Background: The metabolic syndrome (MetSyn) is characterized by central obesity, impaired glucose tolerance, hypertension, hypertriglyceridemia and low‐density lipoprotein cholesterol, that may lead to cardiovascular disease and type 2 diabetes mellitus. This syndrome has also been associated with risk of colorectal neoplasia. Even though colon adenomas are the main precursor lesions for colorectal cancer, few studies have examined the relationship between MetSyn and adenomatous polyps. Thus, we aimed to determine the association between the MetSyn and adenomatous polyps in a population of adults in the United States.

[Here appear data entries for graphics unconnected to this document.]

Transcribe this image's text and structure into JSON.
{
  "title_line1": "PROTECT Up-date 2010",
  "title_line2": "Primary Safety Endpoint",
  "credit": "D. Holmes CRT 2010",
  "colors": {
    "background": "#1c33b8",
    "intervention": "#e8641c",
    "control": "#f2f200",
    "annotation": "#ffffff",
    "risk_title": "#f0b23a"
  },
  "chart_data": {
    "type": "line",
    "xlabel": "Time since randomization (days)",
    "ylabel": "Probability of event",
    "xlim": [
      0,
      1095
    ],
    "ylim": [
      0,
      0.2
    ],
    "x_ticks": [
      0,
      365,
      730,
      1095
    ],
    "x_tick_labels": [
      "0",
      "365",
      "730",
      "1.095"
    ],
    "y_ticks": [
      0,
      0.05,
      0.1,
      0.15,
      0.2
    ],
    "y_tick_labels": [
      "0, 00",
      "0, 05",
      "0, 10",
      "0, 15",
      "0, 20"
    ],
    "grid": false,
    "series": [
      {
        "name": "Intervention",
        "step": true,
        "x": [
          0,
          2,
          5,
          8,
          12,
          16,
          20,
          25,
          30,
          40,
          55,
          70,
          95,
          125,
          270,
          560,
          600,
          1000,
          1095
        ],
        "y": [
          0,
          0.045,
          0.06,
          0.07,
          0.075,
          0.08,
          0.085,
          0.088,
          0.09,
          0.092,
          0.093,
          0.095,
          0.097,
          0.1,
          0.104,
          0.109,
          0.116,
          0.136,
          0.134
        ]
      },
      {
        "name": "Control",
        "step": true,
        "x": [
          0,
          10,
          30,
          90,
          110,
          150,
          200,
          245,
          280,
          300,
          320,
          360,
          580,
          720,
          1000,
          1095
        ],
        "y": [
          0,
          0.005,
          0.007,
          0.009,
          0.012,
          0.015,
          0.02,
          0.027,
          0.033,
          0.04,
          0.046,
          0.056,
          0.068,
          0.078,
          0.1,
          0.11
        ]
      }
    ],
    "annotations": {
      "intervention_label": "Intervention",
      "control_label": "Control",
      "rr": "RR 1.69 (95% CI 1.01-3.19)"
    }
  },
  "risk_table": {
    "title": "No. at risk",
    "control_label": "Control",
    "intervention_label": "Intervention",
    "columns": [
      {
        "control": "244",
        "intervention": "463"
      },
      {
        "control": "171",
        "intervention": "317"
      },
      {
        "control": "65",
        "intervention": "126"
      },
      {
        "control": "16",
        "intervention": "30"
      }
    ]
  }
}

Methods: In an ongoing screening colonoscopy‐based study, we have prospectively collected data (lifestyle risk factors and fasting blood samples) from 323 incident polyp cases (26.2%) and 910 (73.8%) controls at the University Hospitals of Cleveland; as part of the Case Transdisciplinary Research in Cancer and Energetics (TREC) Colon Polyps Study. Information on relevant covariates was collected through a computer‐assisted interview. Height, weight, waist and hip measurements, as well as blood collection was obtained just prior to their colonoscopy by a research nurse. The MetSyn was determined by the use of both the criteria of the American Heart Association/National Heart, Lung, and Blood institute (AHA/NHLBI) revised definition of the NCEP‐ATP III report and the criteria of the International Diabetes Federation (IDF). Descriptive statistics and unconditional logistic regression models were used to assess the association between the MetSyn and likelihood of being diagnosed with adenomatous polyps, with each of the two MetSyn definitions.

Results: Our study population included 469 women (38%) and 764 men (62%). The mean age of participants was 55.4±8.9 years, 473 (38%) of participants classified themselves as African American and 760 (62%) as Caucasian. For both criteria used, the prevalence of the MetSyn was higher in cases (NCEP‐ATPIII=48.3%, IDF=58.4%) than controls (NCEP‐ATPIII=41.2%, IDF=49.9%) (p<0.05). After adjusting for age, race, cigarette consumption, NSAID use and family history of colorectal cancer, persons with MetSyn according to the IDF criteria, were 41% more likely to have polyps (OR=1.41, 95% CI= 1.07–1.86, p=0.0140) as compared to those without the MetSyn. Analysis using the ATP‐III criteria showed that persons with MetSyn were 24% more likely to have polyps (OR=1.24, 95% CI=0.95–1.63), although this association was not statistically significant (p=0.1149).

Conclusions: The MetSyn appears to be an independent risk factor of polyps; particularly when the IDF criteria are used. These results suggest that patients with the MetSyn are potentially at increased risk for colorectal cancer. Thus, colorectal cancer screening should be emphasized in patients with the MetSyn, and individuals at high risk of colon cancer should be encouraged to reduce their MetSyn factors.

Citation Information: Cancer Prev Res 2010;3(1 Suppl):B112.